To “substitute the plant” = supplant (suh-PLANT), meaning to take the place of, to replace. The dead plant is supplanted by an artificial one when Shawna recognizes plant death is becoming a pattern.

Sometimes life does that, thwarts your carefully constructed plans, and so you swerve and create new plans to supplant the old ones. In our story, Shawna embraces that art of adaptation by refusing to compromise the vision of her home as one accessorized with plants; she simply finds another way to accomplish that.

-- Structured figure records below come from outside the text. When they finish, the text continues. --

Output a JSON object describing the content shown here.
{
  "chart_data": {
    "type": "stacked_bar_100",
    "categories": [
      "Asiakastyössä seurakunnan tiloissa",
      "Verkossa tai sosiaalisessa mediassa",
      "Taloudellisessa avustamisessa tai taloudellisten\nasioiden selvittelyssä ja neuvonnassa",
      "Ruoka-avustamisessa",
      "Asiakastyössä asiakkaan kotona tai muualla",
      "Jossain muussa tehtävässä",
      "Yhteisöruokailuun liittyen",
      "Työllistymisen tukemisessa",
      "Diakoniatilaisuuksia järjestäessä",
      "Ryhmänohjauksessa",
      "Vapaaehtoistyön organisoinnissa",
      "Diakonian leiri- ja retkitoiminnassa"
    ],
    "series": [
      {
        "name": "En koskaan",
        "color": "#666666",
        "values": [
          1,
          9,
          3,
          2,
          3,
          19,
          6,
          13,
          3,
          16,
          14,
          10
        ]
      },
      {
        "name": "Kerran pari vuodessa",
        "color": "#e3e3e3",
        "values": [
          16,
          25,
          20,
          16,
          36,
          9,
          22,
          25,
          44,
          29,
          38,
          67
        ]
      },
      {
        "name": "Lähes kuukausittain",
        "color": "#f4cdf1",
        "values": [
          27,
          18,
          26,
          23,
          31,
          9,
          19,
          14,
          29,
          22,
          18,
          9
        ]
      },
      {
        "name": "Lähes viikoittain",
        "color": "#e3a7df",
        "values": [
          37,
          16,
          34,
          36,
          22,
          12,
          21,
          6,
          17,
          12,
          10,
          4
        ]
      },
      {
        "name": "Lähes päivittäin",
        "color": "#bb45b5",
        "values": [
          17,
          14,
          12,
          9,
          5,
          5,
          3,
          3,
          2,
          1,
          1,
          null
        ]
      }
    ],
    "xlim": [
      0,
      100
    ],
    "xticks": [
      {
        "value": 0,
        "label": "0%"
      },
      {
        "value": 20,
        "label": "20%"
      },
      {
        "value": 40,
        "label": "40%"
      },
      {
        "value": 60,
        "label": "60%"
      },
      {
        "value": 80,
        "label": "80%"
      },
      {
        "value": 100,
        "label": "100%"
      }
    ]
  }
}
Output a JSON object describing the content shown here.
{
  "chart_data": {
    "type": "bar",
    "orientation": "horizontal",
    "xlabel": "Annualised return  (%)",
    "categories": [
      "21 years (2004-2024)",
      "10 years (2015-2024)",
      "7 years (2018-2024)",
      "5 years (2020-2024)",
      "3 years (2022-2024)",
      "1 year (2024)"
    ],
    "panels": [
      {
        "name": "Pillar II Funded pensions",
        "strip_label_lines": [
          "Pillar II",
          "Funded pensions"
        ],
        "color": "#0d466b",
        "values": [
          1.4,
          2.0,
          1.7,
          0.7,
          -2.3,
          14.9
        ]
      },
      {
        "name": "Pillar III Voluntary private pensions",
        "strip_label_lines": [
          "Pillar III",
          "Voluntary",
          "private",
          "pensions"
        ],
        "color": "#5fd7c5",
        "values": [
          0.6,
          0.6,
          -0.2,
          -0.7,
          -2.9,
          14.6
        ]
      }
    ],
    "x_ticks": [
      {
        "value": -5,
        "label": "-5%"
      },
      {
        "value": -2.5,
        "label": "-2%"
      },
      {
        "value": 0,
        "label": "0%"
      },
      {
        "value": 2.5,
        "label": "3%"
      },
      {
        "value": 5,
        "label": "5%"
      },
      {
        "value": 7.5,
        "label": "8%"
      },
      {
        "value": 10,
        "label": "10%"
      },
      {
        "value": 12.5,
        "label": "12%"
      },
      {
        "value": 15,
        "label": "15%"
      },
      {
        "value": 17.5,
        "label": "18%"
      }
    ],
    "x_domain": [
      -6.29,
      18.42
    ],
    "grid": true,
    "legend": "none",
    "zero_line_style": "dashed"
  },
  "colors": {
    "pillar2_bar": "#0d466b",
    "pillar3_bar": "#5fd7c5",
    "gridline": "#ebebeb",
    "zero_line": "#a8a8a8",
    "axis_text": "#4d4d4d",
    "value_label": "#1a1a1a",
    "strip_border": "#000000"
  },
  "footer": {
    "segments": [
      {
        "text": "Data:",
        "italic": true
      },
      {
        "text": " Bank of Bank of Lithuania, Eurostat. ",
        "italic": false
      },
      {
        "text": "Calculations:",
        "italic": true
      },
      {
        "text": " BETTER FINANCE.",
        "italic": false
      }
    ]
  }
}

She could keep buying plants and watching them die, hoping one will finally survive, but she doesn’t. Instead, she acknowledges her reality and releases her ideas of how she expected things to be, stepping off the path she thought would lead to her goal. And when she does that, she finds a different way to achieve her vision.

Things don’t always work out how we want them to. So we supplant our plans, our methods, but not our dreams. We can follow Shawna’s example and find a different path, but we don’t have to change our destination.